Thread: How do I bump a row to the front of sort efficiently

How do I bump a row to the front of sort efficiently

From
Sam Saffron
Date:
I have this query:

select * from topics
order by case when id=1 then 0 else 1 end, bumped_at desc
limit 30

It works fine, bumps id 1 to the front of the sort fine but is
terribly inefficient and scans

OTH

"select * from topics where id = 1" is super fast

"select * from topics order by bumped_at desc limit 30" is super fast

Even this is fast, and logically equiv as id is primary key unique

select * from topic
where id = 1000
union all
select * from (
  select * from topics
  where id <> 1000
  order by bumped_at desc
  limit 30
) as x
limit 30


However, the contortions on the above query make it very un-ORM
friendly as I would need to define a view for it but would have no
clean way to pass limits and offsets in.

Is there any clean technique to bump up particular rows to the front
of a sort if a certain condition is met without paying a huge
performance hit?


Re: How do I bump a row to the front of sort efficiently

From
hubert depesz lubaczewski
Date:
On Mon, Feb 02, 2015 at 05:16:40PM +1100, Sam Saffron wrote:
> Even this is fast, and logically equiv as id is primary key unique
> select * from topic
> where id = 1000
> union all
> select * from (
>   select * from topics
>   where id <> 1000
>   order by bumped_at desc
>   limit 30
> ) as x
> limit 30
> Is there any clean technique to bump up particular rows to the front
> of a sort if a certain condition is met without paying a huge
> performance hit?

Why don't you use the union-all approach? If it's fast, and does what
you need ?

depesz

--
The best thing about modern society is how easy it is to avoid contact with it.
                                                             http://depesz.com/


Re: How do I bump a row to the front of sort efficiently

From
Tim Clarke
Date:
On 02/02/15 08:40, hubert depesz lubaczewski wrote:
> On Mon, Feb 02, 2015 at 05:16:40PM +1100, Sam Saffron wrote:
>> Even this is fast, and logically equiv as id is primary key unique
>> select * from topic
>> where id = 1000
>> union all
>> select * from (
>>   select * from topics
>>   where id <> 1000
>>   order by bumped_at desc
>>   limit 30
>> ) as x
>> limit 30
>> Is there any clean technique to bump up particular rows to the front
>> of a sort if a certain condition is met without paying a huge
>> performance hit?
> Why don't you use the union-all approach? If it's fast, and does what
> you need ?
>
> depesz
>

Or create another index or column that's build at insertion time with
the sort that you want in it. At least then retrieval time will be fast
at the cost of extra space.

--
Tim Clarke

A: Because we read from top to bottom, left to right.
Q: Why should I start my reply below the quoted text?

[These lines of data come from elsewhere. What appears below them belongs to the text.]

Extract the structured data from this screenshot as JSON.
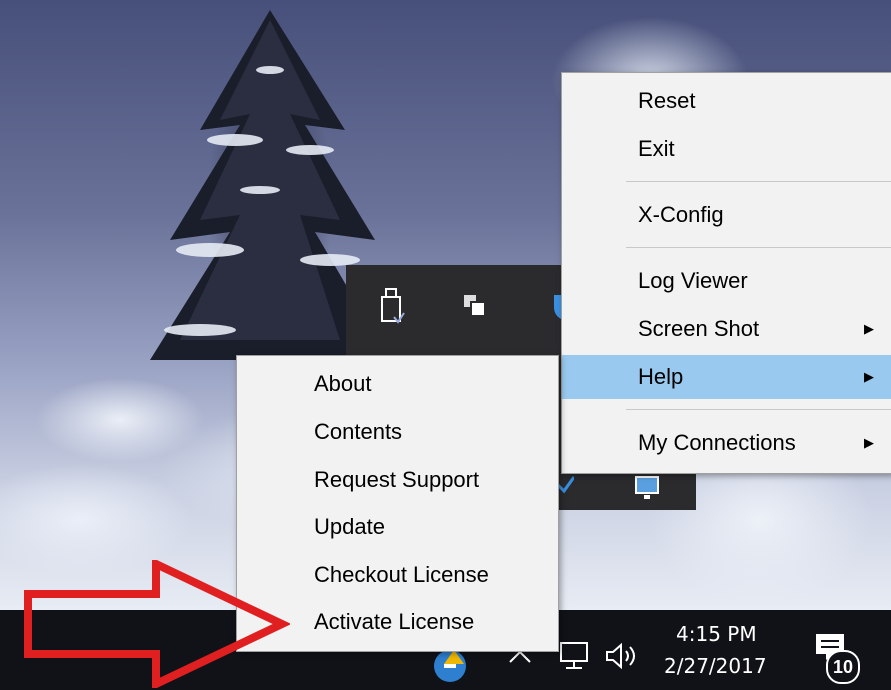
{
  "main_menu": {
    "items": [
      {
        "label": "Reset"
      },
      {
        "label": "Exit"
      },
      {
        "label": "X-Config"
      },
      {
        "label": "Log Viewer"
      },
      {
        "label": "Screen Shot"
      },
      {
        "label": "Help"
      },
      {
        "label": "My Connections"
      }
    ]
  },
  "help_submenu": {
    "items": [
      {
        "label": "About"
      },
      {
        "label": "Contents"
      },
      {
        "label": "Request Support"
      },
      {
        "label": "Update"
      },
      {
        "label": "Checkout License"
      },
      {
        "label": "Activate License"
      }
    ]
  },
  "taskbar": {
    "time": "4:15 PM",
    "date": "2/27/2017",
    "notification_count": "10"
  },
  "colors": {
    "menu_bg": "#f2f2f2",
    "highlight": "#99c9ef",
    "taskbar": "#101218",
    "annotation_arrow": "#e02020"
  }
}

Re: How do I bump a row to the front of sort efficiently

From
BladeOfLight16
Date:
On Mon, Feb 2, 2015 at 1:16 AM, Sam Saffron <sam.saffron@gmail.com> wrote:
However, the contortions on the above query make it very un-ORM
friendly as I would need to define a view for it but would have no
clean way to pass limits and offsets in.

This is why ORMs are bad. They make hard problems much harder, and the only benefit is that they maybe make easy problems a little quicker. The cost/savings is heavily skewed toward the cost, since there's no upper bound on the cost and there is a pretty small lower bound on the savings. Micro-ORMs tend to do a better job of not shielding you from (or rather, getting in the way of) the SQL while still providing some good result-to-object translation. Whether even that is necessary depends on your language, though. (For example, in Python, psycopg2 has a built in way of spitting out namedtuples, which means you get result-to-object translation out of the box. That makes even a micro-ORM pretty unnecessary. On the other hand, a micro-ORM that does this well without blocking you from the SQL, such as PetaPOCO, is a boon in .NET.)

If you can, your best bet would probably be to find a way to get your ORM to execute raw SQL (with good parametrization to prevent injection attacks!!!!) and be done with it. It took me way too much experience fighting with an ORM on complicated queries to realize that.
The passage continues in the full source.